Aggiornamento: 4 dic 2022

Frontiera, Confine
Fig.1: Manifestazione a Ceuta, 7 febbraio 2015 (meltigpot)

1. Introduzione


La Spagna è il Paese europeo geograficamente più vicino all’Africa. Infatti, nello Stretto di Gibilterra, le coste andaluse e quelle marocchine sono distanti appena 14 chilometri. Inoltre, nel nord del Marocco sono presenti due città spagnole, Ceuta e Melilla, che hanno la peculiarità di essere le uniche frontiere terrestri dell’Unione Europea nel continente africano.


La Spagna è meta da anni di un flusso costante di arrivi dall’Africa, soprattutto da Marocco, Algeria e da alcuni Paesi dell’Africa Occidentale. Tuttavia, nonostante la sua posizione strategica, le rotte per arrivare nel territorio spagnolo non sono le più percorse dai migranti che vogliono raggiungere l’Unione Europea. Infatti, la rotta più utilizzata dai migranti per raggiungere l’Europa partendo dall’Africa è quella del Mediterraneo centrale, ovvero dalla Libia verso l’Italia.


Le rotte migratorie che vanno dal continente africano alla Spagna si dividono principalmente in due vie: la rotta del Mediterraneo Occidentale e la rotta dell’Africa Occidentale, detta anche rotta atlantica.

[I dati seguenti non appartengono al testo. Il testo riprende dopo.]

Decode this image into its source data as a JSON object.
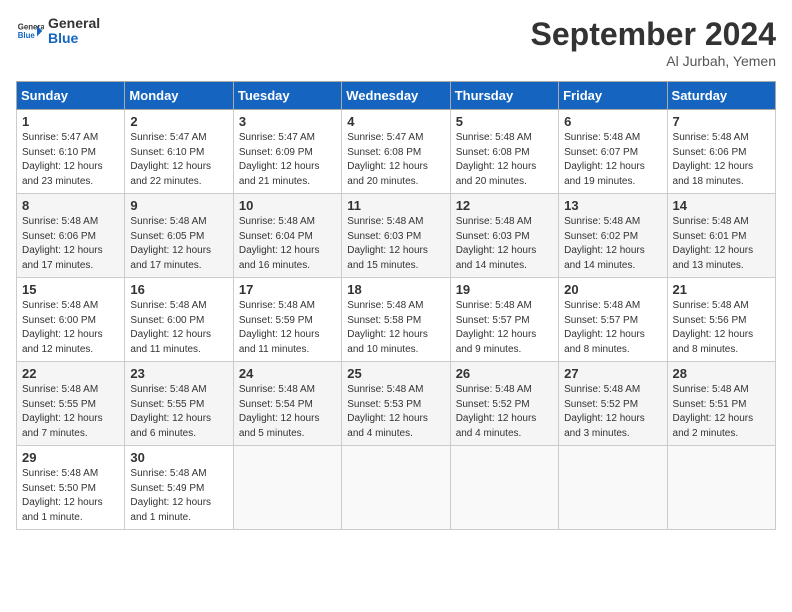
{
  "header": {
    "logo_line1": "General",
    "logo_line2": "Blue",
    "month": "September 2024",
    "location": "Al Jurbah, Yemen"
  },
  "columns": [
    "Sunday",
    "Monday",
    "Tuesday",
    "Wednesday",
    "Thursday",
    "Friday",
    "Saturday"
  ],
  "weeks": [
    [
      {
        "day": "1",
        "sunrise": "5:47 AM",
        "sunset": "6:10 PM",
        "daylight": "12 hours and 23 minutes."
      },
      {
        "day": "2",
        "sunrise": "5:47 AM",
        "sunset": "6:10 PM",
        "daylight": "12 hours and 22 minutes."
      },
      {
        "day": "3",
        "sunrise": "5:47 AM",
        "sunset": "6:09 PM",
        "daylight": "12 hours and 21 minutes."
      },
      {
        "day": "4",
        "sunrise": "5:47 AM",
        "sunset": "6:08 PM",
        "daylight": "12 hours and 20 minutes."
      },
      {
        "day": "5",
        "sunrise": "5:48 AM",
        "sunset": "6:08 PM",
        "daylight": "12 hours and 20 minutes."
      },
      {
        "day": "6",
        "sunrise": "5:48 AM",
        "sunset": "6:07 PM",
        "daylight": "12 hours and 19 minutes."
      },
      {
        "day": "7",
        "sunrise": "5:48 AM",
        "sunset": "6:06 PM",
        "daylight": "12 hours and 18 minutes."
      }
    ],
    [
      {
        "day": "8",
        "sunrise": "5:48 AM",
        "sunset": "6:06 PM",
        "daylight": "12 hours and 17 minutes."
      },
      {
        "day": "9",
        "sunrise": "5:48 AM",
        "sunset": "6:05 PM",
        "daylight": "12 hours and 17 minutes."
      },
      {
        "day": "10",
        "sunrise": "5:48 AM",
        "sunset": "6:04 PM",
        "daylight": "12 hours and 16 minutes."
      },
      {
        "day": "11",
        "sunrise": "5:48 AM",
        "sunset": "6:03 PM",
        "daylight": "12 hours and 15 minutes."
      },
      {
        "day": "12",
        "sunrise": "5:48 AM",
        "sunset": "6:03 PM",
        "daylight": "12 hours and 14 minutes."
      },
      {
        "day": "13",
        "sunrise": "5:48 AM",
        "sunset": "6:02 PM",
        "daylight": "12 hours and 14 minutes."
      },
      {
        "day": "14",
        "sunrise": "5:48 AM",
        "sunset": "6:01 PM",
        "daylight": "12 hours and 13 minutes."
      }
    ],
    [
      {
        "day": "15",
        "sunrise": "5:48 AM",
        "sunset": "6:00 PM",
        "daylight": "12 hours and 12 minutes."
      },
      {
        "day": "16",
        "sunrise": "5:48 AM",
        "sunset": "6:00 PM",
        "daylight": "12 hours and 11 minutes."
      },
      {
        "day": "17",
        "sunrise": "5:48 AM",
        "sunset": "5:59 PM",
        "daylight": "12 hours and 11 minutes."
      },
      {
        "day": "18",
        "sunrise": "5:48 AM",
        "sunset": "5:58 PM",
        "daylight": "12 hours and 10 minutes."
      },
      {
        "day": "19",
        "sunrise": "5:48 AM",
        "sunset": "5:57 PM",
        "daylight": "12 hours and 9 minutes."
      },
      {
        "day": "20",
        "sunrise": "5:48 AM",
        "sunset": "5:57 PM",
        "daylight": "12 hours and 8 minutes."
      },
      {
        "day": "21",
        "sunrise": "5:48 AM",
        "sunset": "5:56 PM",
        "daylight": "12 hours and 8 minutes."
      }
    ],
    [
      {
        "day": "22",
        "sunrise": "5:48 AM",
        "sunset": "5:55 PM",
        "daylight": "12 hours and 7 minutes."
      },
      {
        "day": "23",
        "sunrise": "5:48 AM",
        "sunset": "5:55 PM",
        "daylight": "12 hours and 6 minutes."
      },
      {
        "day": "24",
        "sunrise": "5:48 AM",
        "sunset": "5:54 PM",
        "daylight": "12 hours and 5 minutes."
      },
      {
        "day": "25",
        "sunrise": "5:48 AM",
        "sunset": "5:53 PM",
        "daylight": "12 hours and 4 minutes."
      },
      {
        "day": "26",
        "sunrise": "5:48 AM",
        "sunset": "5:52 PM",
        "daylight": "12 hours and 4 minutes."
      },
      {
        "day": "27",
        "sunrise": "5:48 AM",
        "sunset": "5:52 PM",
        "daylight": "12 hours and 3 minutes."
      },
      {
        "day": "28",
        "sunrise": "5:48 AM",
        "sunset": "5:51 PM",
        "daylight": "12 hours and 2 minutes."
      }
    ],
    [
      {
        "day": "29",
        "sunrise": "5:48 AM",
        "sunset": "5:50 PM",
        "daylight": "12 hours and 1 minute."
      },
      {
        "day": "30",
        "sunrise": "5:48 AM",
        "sunset": "5:49 PM",
        "daylight": "12 hours and 1 minute."
      },
      null,
      null,
      null,
      null,
      null
    ]
  ],
  "labels": {
    "sunrise": "Sunrise:",
    "sunset": "Sunset:",
    "daylight": "Daylight:"
  }
}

2. La rotta del Mediterraneo Occidentale


La rotta del Mediterraneo Occidentale fa riferimento agli arrivi irregolari in Spagna, sia nelle città autonome spagnole di Ceuta e Melilla nell’Africa settentrionale, sia attraverso il Mediterraneo verso la Spagna continentale e le Isole Baleari. La maggior parte dei migranti che sceglie questa rotta viene dal Marocco, dall’Algeria e da alcuni Paesi dell’Africa Occidentale.

Rotte Migratorie
Fig.2: Rotte migratorie dal Marocco e dall’Algeria verso la Spagna attraverso il mar Mediterraneo (Save the Children)

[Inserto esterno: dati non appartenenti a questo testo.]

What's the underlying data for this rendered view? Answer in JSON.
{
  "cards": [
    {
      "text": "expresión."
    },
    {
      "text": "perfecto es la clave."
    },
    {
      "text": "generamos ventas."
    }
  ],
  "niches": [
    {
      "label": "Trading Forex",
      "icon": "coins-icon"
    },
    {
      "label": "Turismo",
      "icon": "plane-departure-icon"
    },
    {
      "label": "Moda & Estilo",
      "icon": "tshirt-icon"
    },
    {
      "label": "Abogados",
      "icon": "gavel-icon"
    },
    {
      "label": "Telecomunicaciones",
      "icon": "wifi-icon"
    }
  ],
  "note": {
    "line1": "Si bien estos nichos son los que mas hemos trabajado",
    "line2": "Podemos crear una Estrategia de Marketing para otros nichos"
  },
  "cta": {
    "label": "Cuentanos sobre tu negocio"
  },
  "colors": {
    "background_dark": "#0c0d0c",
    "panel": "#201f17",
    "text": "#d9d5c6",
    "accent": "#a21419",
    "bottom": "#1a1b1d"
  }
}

Sono tre le vie principali: due per mare, una attraverso lo Stretto di Gibilterra partendo dalle coste marocchine e l'altra attraverso il Mare di Alboran con partenza dall'Algeria; e una via terra lungo la quale migliaia di migranti tentano ogni anno di scavalcare le barriere che separano il Marocco da Ceuta e Melilla.

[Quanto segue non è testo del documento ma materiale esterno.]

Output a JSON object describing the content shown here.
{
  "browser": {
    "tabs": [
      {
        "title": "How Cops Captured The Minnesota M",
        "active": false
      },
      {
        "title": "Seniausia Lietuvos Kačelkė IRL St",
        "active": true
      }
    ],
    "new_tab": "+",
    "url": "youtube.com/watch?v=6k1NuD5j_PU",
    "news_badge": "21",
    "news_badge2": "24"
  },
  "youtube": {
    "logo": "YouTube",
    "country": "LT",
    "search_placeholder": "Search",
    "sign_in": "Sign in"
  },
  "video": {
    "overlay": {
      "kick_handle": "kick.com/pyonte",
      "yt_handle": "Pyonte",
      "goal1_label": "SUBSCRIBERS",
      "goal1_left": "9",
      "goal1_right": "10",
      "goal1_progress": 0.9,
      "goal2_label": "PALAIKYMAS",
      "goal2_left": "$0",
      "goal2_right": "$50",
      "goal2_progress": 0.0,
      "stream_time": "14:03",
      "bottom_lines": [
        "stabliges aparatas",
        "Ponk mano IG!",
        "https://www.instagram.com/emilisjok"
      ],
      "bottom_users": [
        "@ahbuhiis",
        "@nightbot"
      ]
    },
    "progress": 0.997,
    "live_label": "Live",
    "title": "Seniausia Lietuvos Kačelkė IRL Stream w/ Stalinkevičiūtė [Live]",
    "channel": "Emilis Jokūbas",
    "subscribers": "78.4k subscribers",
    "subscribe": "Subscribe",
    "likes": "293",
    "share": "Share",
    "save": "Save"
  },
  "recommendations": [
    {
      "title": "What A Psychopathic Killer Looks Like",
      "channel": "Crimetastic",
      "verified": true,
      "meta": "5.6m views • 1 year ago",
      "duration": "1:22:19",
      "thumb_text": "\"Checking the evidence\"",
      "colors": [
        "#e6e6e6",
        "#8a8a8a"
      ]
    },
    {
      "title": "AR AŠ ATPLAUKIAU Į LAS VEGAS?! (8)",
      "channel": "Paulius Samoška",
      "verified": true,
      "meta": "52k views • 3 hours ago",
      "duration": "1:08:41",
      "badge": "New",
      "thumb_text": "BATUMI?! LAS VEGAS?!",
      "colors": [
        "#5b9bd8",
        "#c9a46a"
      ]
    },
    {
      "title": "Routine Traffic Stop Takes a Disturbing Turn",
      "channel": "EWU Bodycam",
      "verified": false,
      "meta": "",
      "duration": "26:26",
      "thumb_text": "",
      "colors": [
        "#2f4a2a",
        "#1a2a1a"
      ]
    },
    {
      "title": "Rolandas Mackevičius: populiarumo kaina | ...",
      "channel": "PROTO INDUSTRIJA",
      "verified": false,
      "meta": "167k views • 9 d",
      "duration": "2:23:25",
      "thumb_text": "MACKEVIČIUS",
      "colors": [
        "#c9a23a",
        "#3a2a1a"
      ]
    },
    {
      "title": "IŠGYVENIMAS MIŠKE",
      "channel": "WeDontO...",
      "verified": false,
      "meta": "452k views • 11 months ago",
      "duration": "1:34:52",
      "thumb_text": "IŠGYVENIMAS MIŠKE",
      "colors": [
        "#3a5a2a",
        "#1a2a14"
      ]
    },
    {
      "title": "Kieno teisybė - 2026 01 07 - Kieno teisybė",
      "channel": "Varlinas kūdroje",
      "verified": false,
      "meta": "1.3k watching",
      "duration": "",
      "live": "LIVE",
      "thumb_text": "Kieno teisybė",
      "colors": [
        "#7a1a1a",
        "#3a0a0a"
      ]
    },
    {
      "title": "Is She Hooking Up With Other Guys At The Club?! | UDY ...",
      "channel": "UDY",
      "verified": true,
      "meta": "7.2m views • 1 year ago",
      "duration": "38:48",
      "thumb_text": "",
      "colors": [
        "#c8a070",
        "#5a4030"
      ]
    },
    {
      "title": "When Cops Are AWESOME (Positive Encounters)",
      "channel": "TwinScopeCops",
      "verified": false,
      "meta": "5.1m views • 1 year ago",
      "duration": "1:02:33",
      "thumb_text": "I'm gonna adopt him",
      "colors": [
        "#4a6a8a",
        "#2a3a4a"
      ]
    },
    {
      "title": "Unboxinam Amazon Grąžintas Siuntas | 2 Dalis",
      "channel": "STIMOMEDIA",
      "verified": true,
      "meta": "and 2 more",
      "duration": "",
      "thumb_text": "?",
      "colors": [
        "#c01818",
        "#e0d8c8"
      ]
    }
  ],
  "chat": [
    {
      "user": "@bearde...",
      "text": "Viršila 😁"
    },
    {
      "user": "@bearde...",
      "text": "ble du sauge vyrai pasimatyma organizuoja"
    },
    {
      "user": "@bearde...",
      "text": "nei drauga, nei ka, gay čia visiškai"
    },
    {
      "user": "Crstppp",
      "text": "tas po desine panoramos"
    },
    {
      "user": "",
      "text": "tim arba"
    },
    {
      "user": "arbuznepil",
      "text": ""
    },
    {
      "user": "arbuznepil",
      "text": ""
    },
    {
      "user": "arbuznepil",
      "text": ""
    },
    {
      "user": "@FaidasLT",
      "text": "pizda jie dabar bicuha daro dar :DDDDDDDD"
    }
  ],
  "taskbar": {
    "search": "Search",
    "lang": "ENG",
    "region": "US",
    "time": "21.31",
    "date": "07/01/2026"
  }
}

La rotta marittima che collega l’Africa alla Spagna è stata attraversata da un flusso costante di migranti negli anni Duemila con un notevole aumento del numero di arrivi a partire dal 2017, confermato negli anni successivi e soprattutto nel 2018, quando la rotta del Mediterraneo Occidentale è stata la rotta marittima maggiormente utilizzata per raggiungere l’Europa con 55,900 arrivi.


Uno dei motivi di questo incremento è l’instabilità dei principali Paesi di origine e di transito dei migranti e lo smantellamento degli accampamenti in Marocco e in Algeria come anche un calo dei controlli da parte della polizia marocchina alle frontiere. Inoltre, l’instabilità nella regione marocchina del Rif ha costituito un’opportunità per aumentare le partenze da questa zona. Tuttavia, da allora gli sbarchi sono costantemente diminuiti a causa dei maggiori sforzi del Marocco nel bloccare le partenze.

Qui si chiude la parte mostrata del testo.